My mom and I bought those bhuttas every evening during the rainy season. This ancient old man in a ratty turban would materialize out of nowhere when it was time. He lined a few bricks in a semicircle, and filled the middle with charcoal that he lit for fire. On top of this make-shift fire-pit, he placed a largish, semi-circular jaali. As he fanned the fire with a large woven palm-leaf pankha with his left hand, his right rang a loud, clanky brass bell. Slowly, a crowd gathered around him. Children returning from school, some with their moms in tow. Neighborhood “aunties”, just waking up from their afternoon nap and ready for a small snack and big gossip. Younger kids, fed up from being locked inside their home all morning and hankering to be taken out for some air. As he removed the silk and husk from the corn; orders rang all around him - masala, mirch-masala, extra neembu, light-roast, charred…..He gave everyone a nod, without looking up. And yet, he never made a mistake. Everyone got what they wanted. He was sold out within an hour- and he always returned the next day with more. As the rains waned, the old man disappeared again- only to return the next year. 

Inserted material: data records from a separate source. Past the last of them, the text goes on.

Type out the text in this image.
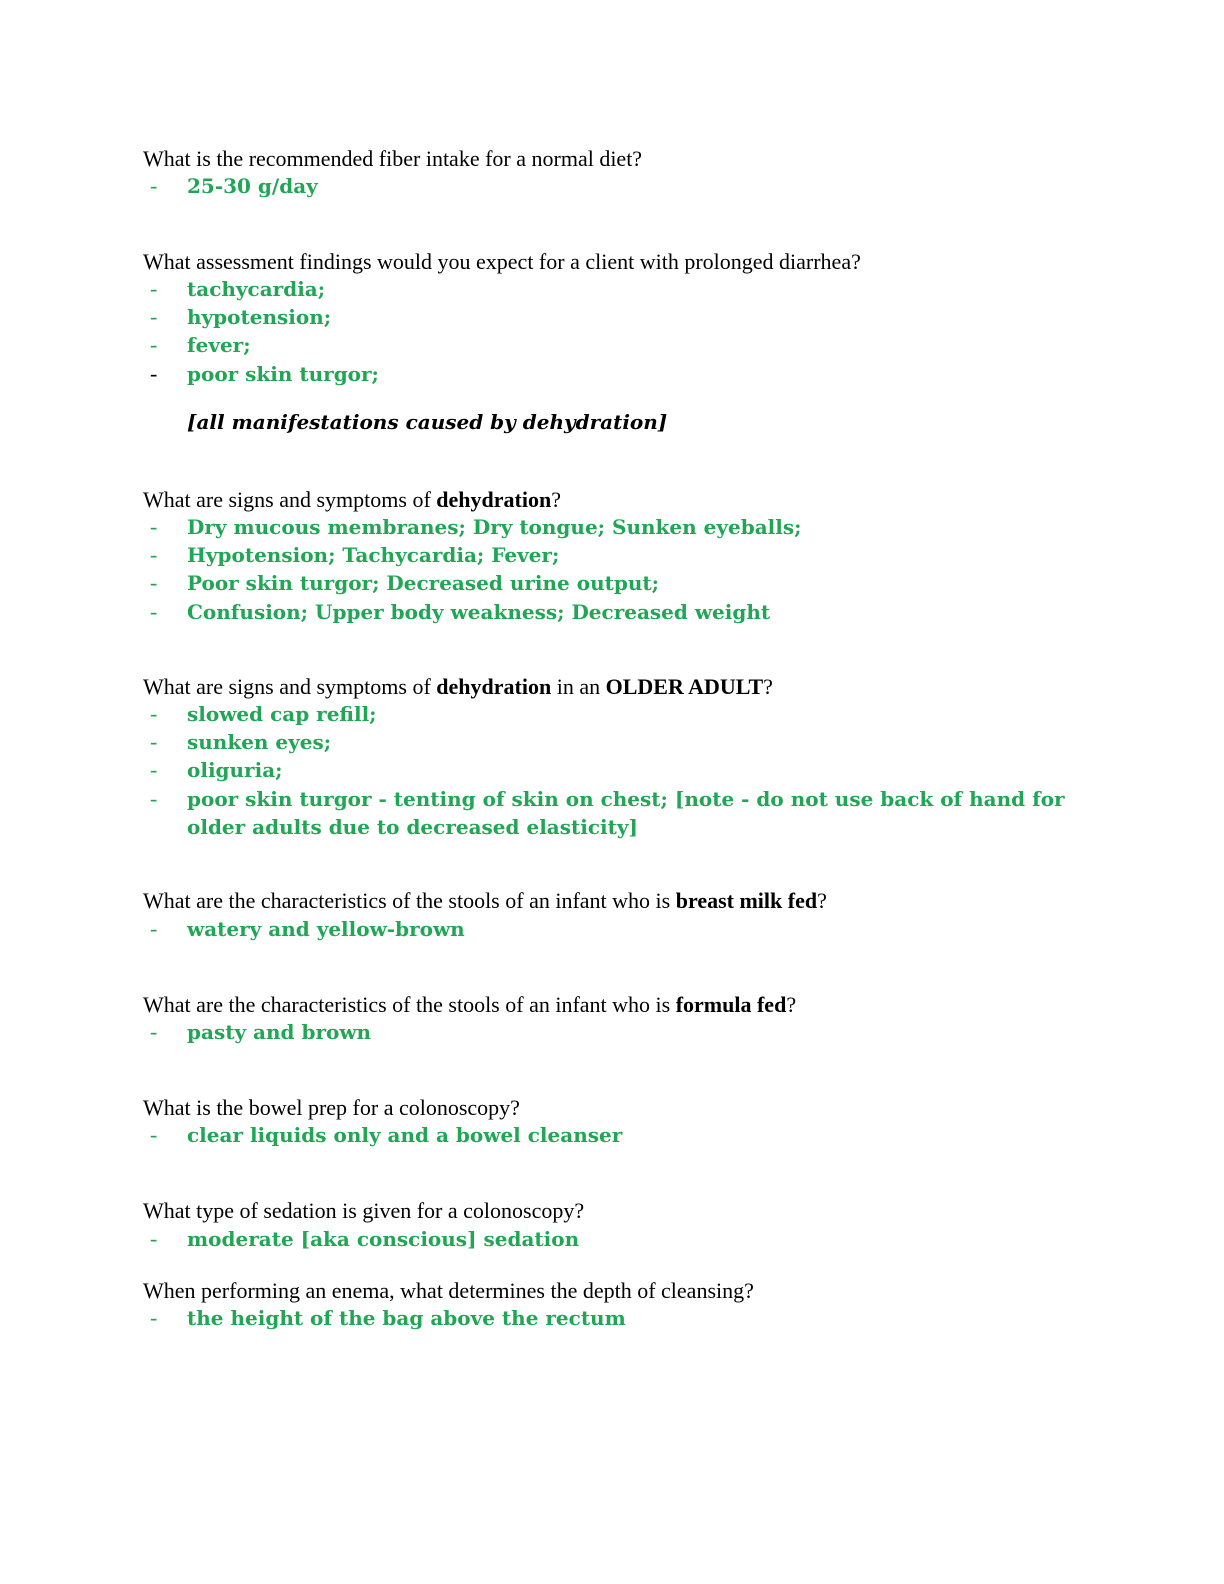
What is the recommended fiber intake for a normal diet?
- 25-30 g/day
What assessment findings would you expect for a client with prolonged diarrhea?
- tachycardia;
- hypotension;
- fever;
- poor skin turgor;
[all manifestations caused by dehydration]
What are signs and symptoms of dehydration?
- Dry mucous membranes; Dry tongue; Sunken eyeballs;
- Hypotension; Tachycardia; Fever;
- Poor skin turgor; Decreased urine output;
- Confusion; Upper body weakness; Decreased weight
What are signs and symptoms of dehydration in an OLDER ADULT?
- slowed cap refill;
- sunken eyes;
- oliguria;
- poor skin turgor - tenting of skin on chest; [note - do not use back of hand for
older adults due to decreased elasticity]
What are the characteristics of the stools of an infant who is breast milk fed?
- watery and yellow-brown
What are the characteristics of the stools of an infant who is formula fed?
- pasty and brown
What is the bowel prep for a colonoscopy?
- clear liquids only and a bowel cleanser
What type of sedation is given for a colonoscopy?
- moderate [aka conscious] sedation
When performing an enema, what determines the depth of cleansing?
- the height of the bag above the rectum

The funny thing is, corn in the US is much better tasting than the one I remember from back home. And yet, all I usually do with it is steam or boil it and eat it with butter. Once in a while, when we set up the grill outside on the deck, we roast them on the grill. I have a smooth, ceramic-top stove, so I never contemplated roasting anything on it. 

A couple of years ago, a dear friend gave me a contraption to be used for roasting on glass-top stoves. It is a rectangular steel mesh with little feet that I can put on the stove and then cook the food on top of the mesh so that it is in direct contact with “fire” - or heat; as mine is an electric cooktop. I’ve mostly used it for making makki ki roti. This time, it reminded me of the bhutta-waala’s jaali. I just couldn’t stop wondering if I could roast  a cob of corn on it…it worked!

Corn on the Cob

To make an Indian street- style bhutta, you need:

  • Corn on the cob- stripped, dehusked and desilked.
  • A charcoal grill (or not!). An open fire of some sort would do.
  • A seasoning of your choice. Typically, salt, pepper or chaat masala rubbed using one half of a lemon is ideal.
  • Best eaten piping hot!

All you need to do is to roast the corn on the cob over open fire till it looks slighted charred and burned and mostly cooked. Turn it around periodically to get it cooked evenly.

Once it is done, take one half of the lemon and dip it in a bowl of chaat masala. Rub your masala all over using the lemon half while slightly squeezing the lemon along the way.


My two cents: There is no better way to recreate childhood memories than with food. I am glad I got over my “electric stove” hurdle and satisfied my craving. A word of caution though- some corn kernels splattered and burst on direct flame. I got quite a few on my bare arms. So be careful. And enjoy a hot bhutta on a rainy day. You can’t recreate the magic of an ancient bhutta-walla, but you can still have fire-roasted corn on the cob; Indian -style!